Sometimes, you’d be unlucky. The bulb of the projector would blow and then you’d be stuck having to draw the concepts out on the whiteboard (an actual physical whiteboard) with markers. Add insult to injury, the sailors would have changed the whiteboard markers with permanent markers so you wouldn’t be able to erase anything. Then they’d roll around laughing watching my frustration trying to rub it all off…fun times.
When I think back to my professional life and how technology has changed, I’m thankful that I had an opportunity to witness a workplace without technology and to live through the introduction of it in the workplace – along with experiencing the feelings of awe and wonderment about what changes it would bring but also a slight trepidation of what may be lost.
I think we are at this point again in our lives.
What advice would you give to a first-time Microsoft Ignite attendee? Well, I’m going to be a first-time Microsoft Ignite attendee too and when I go to conferences for the first time, there’s a level of nervous excitement.
What I do is to find out as much as I can about the event and that involves consuming everything I can through the website, YouTube, trawling hashtags on Twitter and also speaking to people who have gone before…until I sit back overwhelmed with it all….
Then I take a deep breath… and ask myself “what is it that I want to get out of it?”
My advice would be that nowadays there’s SO much information online about anything and everything. Don’t get overwhelmed by it. Instead, come up with ONE goal or ONE plan that you want to achieve in your time there and work on that.
For example, it may be to “speak to people who may be able to support your idea of a particular project that you’re working on with the intention of presenting it at the next Ignite” or “ask one question in each of the sessions you attend that relates to an aspect of a project you’re working on to get a different or unique perspective or aspect you hadn’t considered.” It doesn’t stop there.
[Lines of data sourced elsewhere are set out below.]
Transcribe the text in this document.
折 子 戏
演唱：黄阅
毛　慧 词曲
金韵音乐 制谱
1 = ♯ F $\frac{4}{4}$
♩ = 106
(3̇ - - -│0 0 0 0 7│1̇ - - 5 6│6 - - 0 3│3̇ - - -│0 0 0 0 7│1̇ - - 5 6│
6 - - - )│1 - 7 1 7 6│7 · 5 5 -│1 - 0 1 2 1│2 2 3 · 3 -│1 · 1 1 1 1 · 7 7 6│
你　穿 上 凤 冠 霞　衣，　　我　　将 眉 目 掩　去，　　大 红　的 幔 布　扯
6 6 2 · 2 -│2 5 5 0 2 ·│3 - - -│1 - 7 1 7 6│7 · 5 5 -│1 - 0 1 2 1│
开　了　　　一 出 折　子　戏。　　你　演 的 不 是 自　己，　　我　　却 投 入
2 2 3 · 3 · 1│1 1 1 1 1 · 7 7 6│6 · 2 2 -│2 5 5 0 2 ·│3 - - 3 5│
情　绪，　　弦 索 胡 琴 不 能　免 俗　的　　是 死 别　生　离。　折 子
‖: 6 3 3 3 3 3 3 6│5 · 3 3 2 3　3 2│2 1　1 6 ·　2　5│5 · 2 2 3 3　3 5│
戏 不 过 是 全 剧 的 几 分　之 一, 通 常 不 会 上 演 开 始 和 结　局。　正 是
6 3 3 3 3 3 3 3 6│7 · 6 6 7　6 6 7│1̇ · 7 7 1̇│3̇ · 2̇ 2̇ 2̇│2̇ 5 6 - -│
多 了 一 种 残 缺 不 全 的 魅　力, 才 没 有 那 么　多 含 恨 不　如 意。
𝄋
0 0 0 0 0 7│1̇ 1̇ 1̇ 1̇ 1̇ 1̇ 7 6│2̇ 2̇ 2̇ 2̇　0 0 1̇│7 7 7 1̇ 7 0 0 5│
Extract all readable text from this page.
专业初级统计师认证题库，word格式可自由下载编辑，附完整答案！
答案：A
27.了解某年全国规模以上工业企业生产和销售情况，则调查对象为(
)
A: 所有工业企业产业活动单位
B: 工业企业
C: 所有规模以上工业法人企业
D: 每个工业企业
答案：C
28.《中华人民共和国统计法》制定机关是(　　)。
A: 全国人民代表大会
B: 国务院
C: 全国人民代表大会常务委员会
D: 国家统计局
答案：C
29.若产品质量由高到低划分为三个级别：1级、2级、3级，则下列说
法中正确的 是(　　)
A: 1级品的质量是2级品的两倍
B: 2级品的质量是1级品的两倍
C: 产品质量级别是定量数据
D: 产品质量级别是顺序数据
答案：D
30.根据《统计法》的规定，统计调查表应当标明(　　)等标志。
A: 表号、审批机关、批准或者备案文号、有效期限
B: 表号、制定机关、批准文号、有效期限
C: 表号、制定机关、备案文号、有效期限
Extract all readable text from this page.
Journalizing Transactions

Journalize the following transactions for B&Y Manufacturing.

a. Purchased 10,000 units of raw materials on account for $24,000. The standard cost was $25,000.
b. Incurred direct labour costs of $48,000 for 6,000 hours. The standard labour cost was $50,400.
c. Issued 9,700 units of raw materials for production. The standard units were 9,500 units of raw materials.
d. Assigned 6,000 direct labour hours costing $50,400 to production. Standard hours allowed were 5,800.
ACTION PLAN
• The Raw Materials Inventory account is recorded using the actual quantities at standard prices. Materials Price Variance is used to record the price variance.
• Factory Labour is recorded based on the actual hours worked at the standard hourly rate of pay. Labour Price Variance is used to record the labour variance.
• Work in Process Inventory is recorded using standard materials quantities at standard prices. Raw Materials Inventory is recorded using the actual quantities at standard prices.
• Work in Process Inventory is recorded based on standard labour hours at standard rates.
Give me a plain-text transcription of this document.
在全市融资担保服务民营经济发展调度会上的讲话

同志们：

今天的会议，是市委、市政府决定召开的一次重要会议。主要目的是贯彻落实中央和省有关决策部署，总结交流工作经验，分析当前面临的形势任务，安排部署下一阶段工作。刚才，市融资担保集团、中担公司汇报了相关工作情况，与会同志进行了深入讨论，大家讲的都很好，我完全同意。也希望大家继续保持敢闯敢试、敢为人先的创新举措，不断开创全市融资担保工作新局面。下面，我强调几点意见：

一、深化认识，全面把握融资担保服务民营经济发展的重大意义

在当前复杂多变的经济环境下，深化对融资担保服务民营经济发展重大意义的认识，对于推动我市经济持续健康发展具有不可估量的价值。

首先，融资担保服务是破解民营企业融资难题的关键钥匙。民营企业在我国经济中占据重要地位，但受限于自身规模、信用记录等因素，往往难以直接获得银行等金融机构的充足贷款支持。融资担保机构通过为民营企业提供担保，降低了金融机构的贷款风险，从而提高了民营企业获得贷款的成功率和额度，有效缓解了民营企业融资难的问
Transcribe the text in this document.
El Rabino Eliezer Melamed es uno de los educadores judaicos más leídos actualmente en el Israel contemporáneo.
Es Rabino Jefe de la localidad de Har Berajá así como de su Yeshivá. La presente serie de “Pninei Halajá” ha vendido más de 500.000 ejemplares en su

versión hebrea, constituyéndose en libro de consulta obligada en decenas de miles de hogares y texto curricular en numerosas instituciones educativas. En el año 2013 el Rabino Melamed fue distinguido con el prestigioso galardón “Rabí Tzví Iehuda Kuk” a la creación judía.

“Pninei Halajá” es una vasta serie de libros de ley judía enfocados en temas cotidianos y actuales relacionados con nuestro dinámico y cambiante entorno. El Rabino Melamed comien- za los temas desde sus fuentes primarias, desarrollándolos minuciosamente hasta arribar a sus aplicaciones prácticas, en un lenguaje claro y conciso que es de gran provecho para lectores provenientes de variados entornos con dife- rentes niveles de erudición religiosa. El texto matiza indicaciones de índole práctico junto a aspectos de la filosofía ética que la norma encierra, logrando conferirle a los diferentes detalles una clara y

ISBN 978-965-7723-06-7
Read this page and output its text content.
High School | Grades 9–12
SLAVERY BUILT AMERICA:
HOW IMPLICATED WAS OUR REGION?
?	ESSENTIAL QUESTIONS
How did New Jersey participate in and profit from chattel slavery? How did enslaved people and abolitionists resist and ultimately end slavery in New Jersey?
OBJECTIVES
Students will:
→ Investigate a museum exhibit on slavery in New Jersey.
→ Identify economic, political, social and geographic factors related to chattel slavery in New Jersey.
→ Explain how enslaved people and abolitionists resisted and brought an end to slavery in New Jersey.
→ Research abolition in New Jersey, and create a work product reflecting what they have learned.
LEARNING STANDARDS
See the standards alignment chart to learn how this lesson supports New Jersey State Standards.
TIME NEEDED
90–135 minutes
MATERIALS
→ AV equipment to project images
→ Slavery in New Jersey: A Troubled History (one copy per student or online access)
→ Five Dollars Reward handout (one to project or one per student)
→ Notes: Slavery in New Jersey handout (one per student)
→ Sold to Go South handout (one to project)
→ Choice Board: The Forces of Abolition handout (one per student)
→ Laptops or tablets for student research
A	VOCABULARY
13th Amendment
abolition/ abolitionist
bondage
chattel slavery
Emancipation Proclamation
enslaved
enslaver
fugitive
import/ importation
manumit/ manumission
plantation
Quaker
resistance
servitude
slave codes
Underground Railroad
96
I’d also ask that you SHARE what you learned to your social networks and community. Add your own value by sharing what you think of the sessions – and how they link to your work and your experience - and be your own community reporter.
What are you packing for Microsoft Ignite? I had to chuckle with this one because the first thing I pack is my knitting. I’ll have a travel knitting project on the go, whether it’s a beanie, shawl or sock. You’d be surprised how much of a conversation starter this is with strangers when you knit while traveling. It’s also a great stress relief at the end of the day to knit a few rows and to relax your mind.
I have travelled to the USA before and know that they love their indoors air conditioning, so I think I’ll be packing a half-knitted shawl to finish off while I’m there and wear it.
The other most important thing I’d pack for Ignite would be a good book and all my tech gear of course. Camera, phone, Surface Pro, tripod, microphone, you name it…can’t forget those!
Why should people follow you for Microsoft Ignite coverage? The thing is that they don’t need to follow me. They should follow people who they feel would help them achieve their goal or aim of what they want to learn at Ignite. I’m looking forward to sharing the wonderful presentations at Ignite. My goal at Ignite is to be able to articulate and translate what we’re seeing to explain it to the person back in the workplace – at work, doing the work – how is what we are learning at Ignite going to provide meaning back to them? How will it make their work better, faster or smarter so it opens opportunities to create new value for their organization?